Мы с Ви одновременно замираем, но дар речи быстро возвращается к подруге:
— Вот как. Все-таки решился. Когда? — Она снимает с моих уст немой вопрос.
— После праздников улажу вопрос с сессией и куплю билет. Не знаю, получится ли перевестись, или придется брать академический, но к февралю меня здесь уже точно не будет. И возвращаться я не планирую. — Че натягивает перчатки и отступает от ограждения.
— Уже уходишь? — Ви беспомощно заглядывает в его лицо.
— Да. Надо бежать. Братья ждут. — Он поворачивается ко мне. — Пока, Таня. Приятно было снова повидаться. Прощай, Ви.

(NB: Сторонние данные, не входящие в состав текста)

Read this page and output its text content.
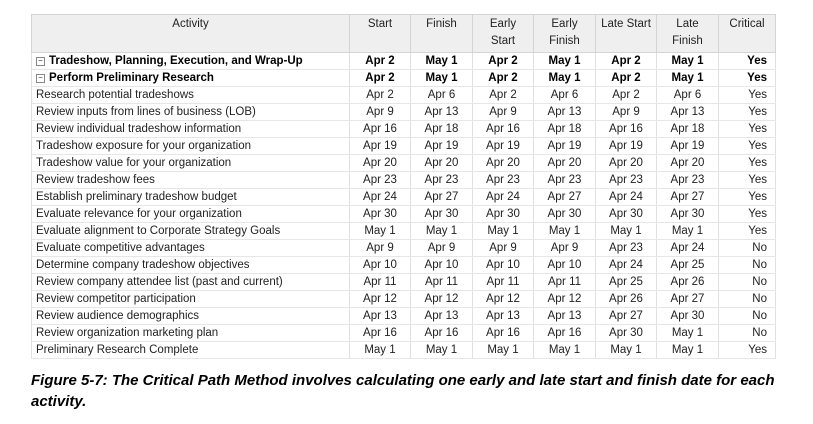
Activity	Start	Finish	Early Start	Early Finish	Late Start	Late Finish	Critical
− Tradeshow, Planning, Execution, and Wrap-Up	Apr 2	May 1	Apr 2	May 1	Apr 2	May 1	Yes
− Perform Preliminary Research	Apr 2	May 1	Apr 2	May 1	Apr 2	May 1	Yes
Research potential tradeshows	Apr 2	Apr 6	Apr 2	Apr 6	Apr 2	Apr 6	Yes
Review inputs from lines of business (LOB)	Apr 9	Apr 13	Apr 9	Apr 13	Apr 9	Apr 13	Yes
Review individual tradeshow information	Apr 16	Apr 18	Apr 16	Apr 18	Apr 16	Apr 18	Yes
Tradeshow exposure for your organization	Apr 19	Apr 19	Apr 19	Apr 19	Apr 19	Apr 19	Yes
Tradeshow value for your organization	Apr 20	Apr 20	Apr 20	Apr 20	Apr 20	Apr 20	Yes
Review tradeshow fees	Apr 23	Apr 23	Apr 23	Apr 23	Apr 23	Apr 23	Yes
Establish preliminary tradeshow budget	Apr 24	Apr 27	Apr 24	Apr 27	Apr 24	Apr 27	Yes
Evaluate relevance for your organization	Apr 30	Apr 30	Apr 30	Apr 30	Apr 30	Apr 30	Yes
Evaluate alignment to Corporate Strategy Goals	May 1	May 1	May 1	May 1	May 1	May 1	Yes
Evaluate competitive advantages	Apr 9	Apr 9	Apr 9	Apr 9	Apr 23	Apr 24	No
Determine company tradeshow objectives	Apr 10	Apr 10	Apr 10	Apr 10	Apr 24	Apr 25	No
Review company attendee list (past and current)	Apr 11	Apr 11	Apr 11	Apr 11	Apr 25	Apr 26	No
Review competitor participation	Apr 12	Apr 12	Apr 12	Apr 12	Apr 26	Apr 27	No
Review audience demographics	Apr 13	Apr 13	Apr 13	Apr 13	Apr 27	Apr 30	No
Review organization marketing plan	Apr 16	Apr 16	Apr 16	Apr 16	Apr 30	May 1	No
Preliminary Research Complete	May 1	May 1	May 1	May 1	May 1	May 1	Yes
Figure 5-7: The Critical Path Method involves calculating one early and late start and finish date for each activity.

Знакомый силуэт быстро скрывается в темноте, я молча провожаю взглядом рюкзак с цепями и нашивками. Навсегда прощаюсь с любовью, теплом и сказкой. Трещит мороз. Над набережной расцветает праздничный салют.
— Вот так… — Ви часто моргает, ее губы дрожат. — Не вышло. Очень жаль. Твою мать, они желтые!
Она с омерзением отбрасывает букет, и мертвые цветы, шурша оберткой, со вздохом падают на снег. Ви желает как можно быстрее покинуть место своего фиаско, тянет меня за рукав, но я выведена из строя и вряд ли вынесу взгляд тети Анжелы, атмосферу чистоты и стерильности квартиры номер тринадцать. Мне хочется в родную стихию, пусть даже в ней убого и грязно.
— Ви, мне нужно кое-кого поздравить! — извиняюсь я, осторожно высвобождая запястье из ее захвата.
— В такой момент? Ну и вали! — В черных глазах мечется злость и боль. — Вали отсюда! Солнышко…
Сердце обливается кровью, но я, помахав на прощание, оставляю Вику одну.
* * *Пьяные поют нестройные песни, толпы людей устремляются к площади, под ногами взрываются петарды, снежинки визжат и скрипят под подошвами. Бегу дворами от трамвайной остановки и, преодолев три скользких ступеньки, под аккомпанемент ржавых петель вхожу в тускло освещенную секцию общежития. Прислушиваюсь к звукам, доносящимся из комнат соседей, принюхиваюсь к запахам застолья. Я мечтаю, чтобы в комнате Вали была пьянка — тогда бы я села по-турецки в дальнем углу дивана и тихо умерла, но за маминой дверью тихо. Стучусь, шаркают шаги, мама открывает дверь. За ее спиной полумрак и разноцветные сполохи — по телику идет «Ирония судьбы».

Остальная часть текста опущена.